4 Donating helps ...
Selling peerages is illegal, and there is nothing to suggest wrongdoing on behalf of anyone in the new list, but an academic study has shown that giving large sums of money to a political party does have a remarkably positive effect on the chances of said donor having their talents recognised in an honours list. On Thursday, James Lupton, the Conservative party’s co-treasurer and a “businessman and leading philanthropist” according to the Number 10 citation, became a Lord. He has given £2.8m to the party. Anthony Ullmann, a businessman and adviser to Nick Clegg who has given almost £100,000 to the Lib Dems, got a knighthood.
5 But being a Tory press baron doesn’t
At the election, the Conservatives benefited from remarkable positive coverage in papers such as the Daily Telegraph. But if anyone at Telegraph HQ was hoping for some pay-back, they will have to wait a little longer.
6 Being a longstanding Lib Dem MP is a reliable route in
Proportionately, more Lib Dem MPs probably end up in the Lords than Labour or Tory ones, and Thursday’s list contains several Lib Dems who hardly qualify as “distinguished” but who have benefited from the Lib Dem peerage premium.
7 Failure does not necessarily hold you back ...

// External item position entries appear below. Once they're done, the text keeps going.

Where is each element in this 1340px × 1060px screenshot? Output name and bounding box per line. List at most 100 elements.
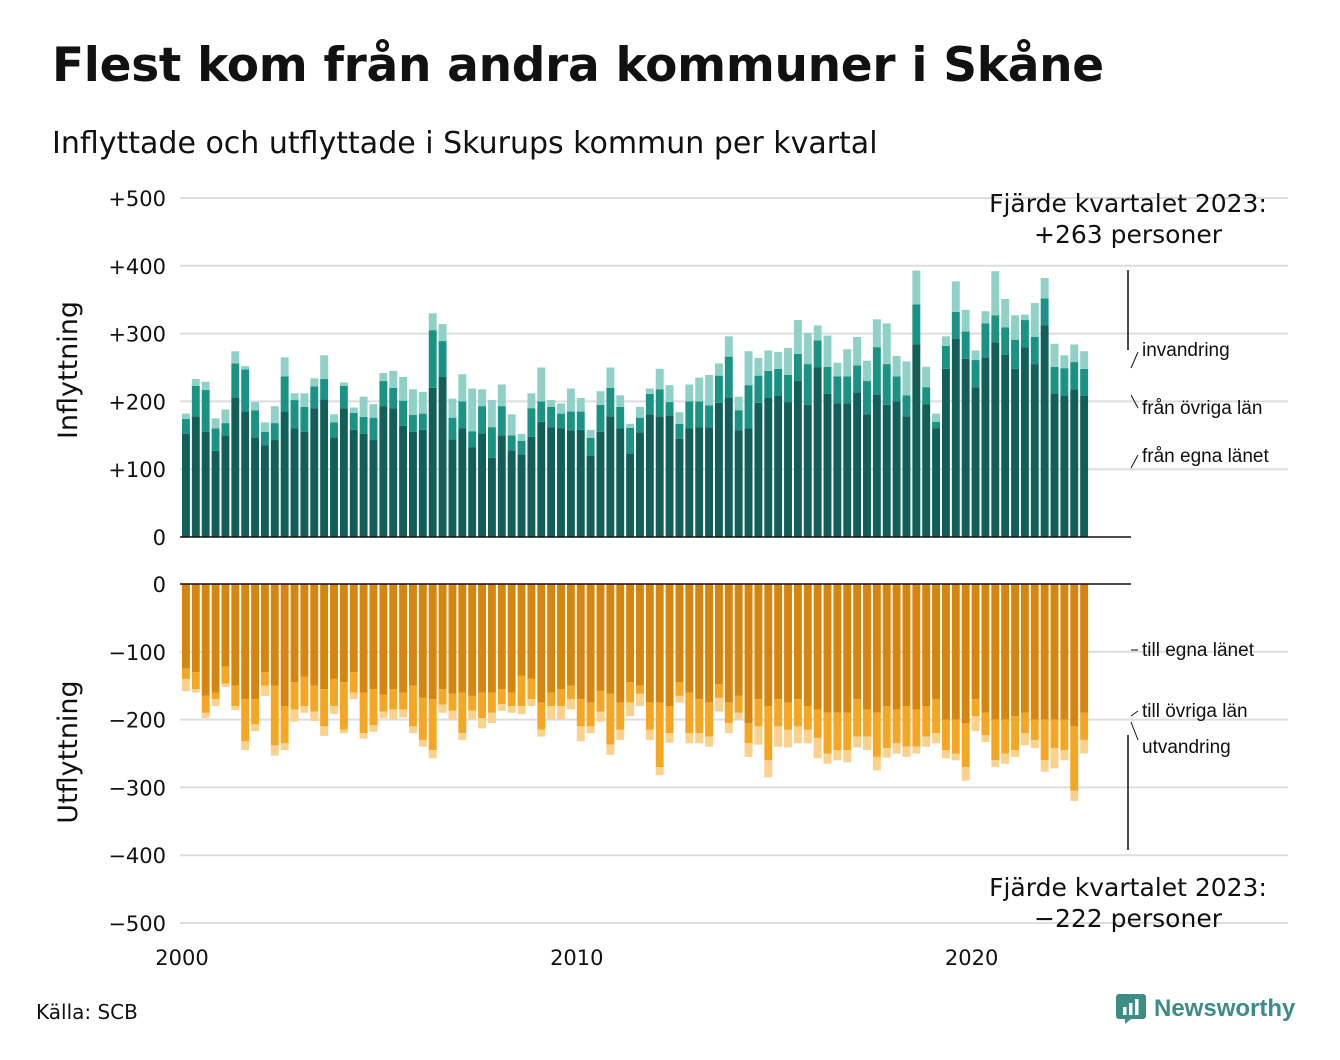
bar-inflow-segment [616, 395, 625, 407]
series-label-outflow: till egna länet [1142, 640, 1255, 661]
bar-inflow-segment [981, 323, 990, 358]
bar-outflow-segment [428, 584, 437, 700]
bar-inflow-segment [369, 440, 378, 537]
bar-inflow-segment [201, 431, 210, 537]
bar-inflow-segment [1050, 393, 1059, 537]
bar-inflow-segment [182, 413, 190, 420]
bar-inflow-segment [675, 438, 684, 537]
bar-outflow-segment [991, 584, 1000, 720]
bar-inflow-segment [1060, 355, 1069, 369]
bar-outflow-segment [270, 584, 279, 686]
bar-outflow-segment [843, 584, 852, 713]
bar-outflow-segment [399, 584, 408, 693]
bar-inflow-segment [389, 387, 398, 409]
bar-inflow-segment [1020, 314, 1029, 321]
bar-outflow-segment [902, 706, 911, 747]
bar-inflow-segment [714, 402, 723, 537]
bar-outflow-segment [626, 584, 635, 683]
bar-inflow-segment [339, 408, 348, 537]
bar-outflow-segment [369, 725, 378, 732]
bar-outflow-segment [1040, 584, 1049, 720]
bar-outflow-segment [784, 729, 792, 748]
bar-inflow-segment [655, 389, 664, 417]
bar-outflow-segment [201, 695, 210, 713]
bar-inflow-segment [260, 445, 269, 537]
bar-inflow-segment [458, 374, 467, 402]
y-axis-title-inflow: Inflyttning [53, 301, 84, 439]
bar-inflow-segment [320, 399, 329, 537]
bar-inflow-segment [517, 433, 526, 441]
bar-inflow-segment [576, 411, 585, 430]
bar-outflow-segment [675, 682, 684, 696]
bar-outflow-segment [981, 712, 990, 736]
bar-inflow-segment [793, 353, 802, 382]
bar-outflow-segment [636, 584, 644, 686]
bar-outflow-segment [705, 702, 714, 737]
bar-inflow-segment [576, 398, 585, 412]
bar-outflow-segment [744, 722, 753, 744]
bar-outflow-segment [251, 724, 259, 732]
bar-outflow-segment [705, 736, 714, 747]
bar-outflow-segment [221, 666, 230, 684]
bar-inflow-segment [497, 384, 506, 407]
bar-inflow-segment [941, 345, 950, 369]
bar-outflow-segment [260, 584, 269, 673]
bar-inflow-segment [981, 357, 990, 537]
bar-inflow-segment [369, 404, 378, 418]
bar-outflow-segment [389, 689, 398, 710]
bar-outflow-segment [853, 699, 862, 737]
bar-inflow-segment [951, 281, 960, 312]
bar-inflow-segment [270, 423, 279, 441]
bar-outflow-segment [211, 699, 220, 707]
bar-inflow-segment [537, 367, 546, 402]
bar-inflow-segment [231, 363, 240, 398]
series-label-inflow: invandring [1142, 340, 1230, 361]
bar-outflow-segment [1080, 584, 1089, 713]
bar-outflow-segment [221, 584, 230, 667]
bar-outflow-segment [695, 584, 704, 700]
bar-inflow-segment [270, 440, 279, 537]
bar-outflow-segment [487, 692, 496, 713]
bar-outflow-segment [576, 726, 585, 742]
bar-inflow-segment [843, 349, 852, 377]
bar-outflow-segment [645, 729, 654, 740]
bar-outflow-segment [280, 706, 289, 744]
bar-outflow-segment [823, 712, 832, 754]
bar-outflow-segment [399, 692, 408, 710]
chart-title: Flest kom från andra kommuner i Skåne [52, 38, 1104, 93]
bar-inflow-segment [685, 428, 694, 537]
bar-outflow-segment [675, 584, 684, 683]
bar-outflow-segment [369, 689, 378, 726]
bar-outflow-segment [675, 695, 684, 703]
bar-inflow-segment [991, 342, 1000, 537]
bar-inflow-segment [932, 421, 941, 429]
bar-inflow-segment [655, 368, 664, 390]
bar-outflow-segment [1050, 584, 1059, 720]
bar-inflow-segment [1050, 366, 1059, 394]
bar-inflow-segment [310, 408, 319, 537]
bar-outflow-segment [1040, 760, 1049, 772]
bar-inflow-segment [695, 427, 704, 537]
bar-inflow-segment [813, 340, 822, 368]
bar-outflow-segment [359, 584, 368, 693]
bar-outflow-segment [1060, 750, 1069, 761]
bar-outflow-segment [458, 733, 467, 740]
bar-outflow-segment [665, 584, 674, 707]
bar-outflow-segment [823, 584, 832, 713]
bar-outflow-segment [389, 584, 398, 690]
bar-inflow-segment [418, 429, 427, 537]
bar-outflow-segment [231, 685, 240, 707]
y-tick-label-inflow: +300 [108, 323, 166, 347]
bar-inflow-segment [991, 315, 1000, 343]
bar-outflow-segment [497, 704, 506, 711]
bar-inflow-segment [270, 406, 279, 424]
bar-inflow-segment [547, 406, 556, 428]
bar-outflow-segment [803, 706, 812, 730]
bar-inflow-segment [645, 393, 654, 415]
bar-outflow-segment [448, 710, 457, 720]
bar-inflow-segment [922, 404, 931, 537]
bar-inflow-segment [478, 433, 486, 537]
bar-inflow-segment [379, 381, 388, 407]
bar-inflow-segment [468, 447, 477, 537]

As health secretary, Andrew Lansley was responsible for the Health Act, probably the most contentious piece of legislation passed in the last parliament. Even supporters felt that Lansley handled it badly and he was demoted. But that has not stopped him ending up in the Lords – perhaps because he used to be Cameron’s boss at the Conservative research department. See point 2 above.
8 But getting caught in a cash-for-access sting does
Jack Straw was entitled to expect elevation to the Lords when he announced he was leaving the Commons before the election, and Sir Malcolm Rifkind, another former foreign secretary, would normally have expected automatic entry, too. They were both caught in a cash-for-access sting before the election. Although they both denied doing anything wrong, they weren’t included in the list.
9 The MPs’ expenses scandal won’t necessarily be held against you anymore
Douglas Hogg was vilified in 2009 after it emerged he had claimed expenses partly on the grounds that he needed money for cleaning his moat. He now becomes a life peer. It will be his second peerage; he already has a hereditary peerage – he is Viscount Hailsham – but that does not allow him to sit in the Lords.
10 And being rejected by the electorate is not necessarily an obstacle, either
The Lib Dem list includes two people going to the Lords after being defeated at the general election – Lorely Burt and Lynne Featherstone – while the Tory list includes Anne McIntosh, who did not even get to fight the election because she was deselected by her local party. All three are women, so point 3 above is coming into play, too.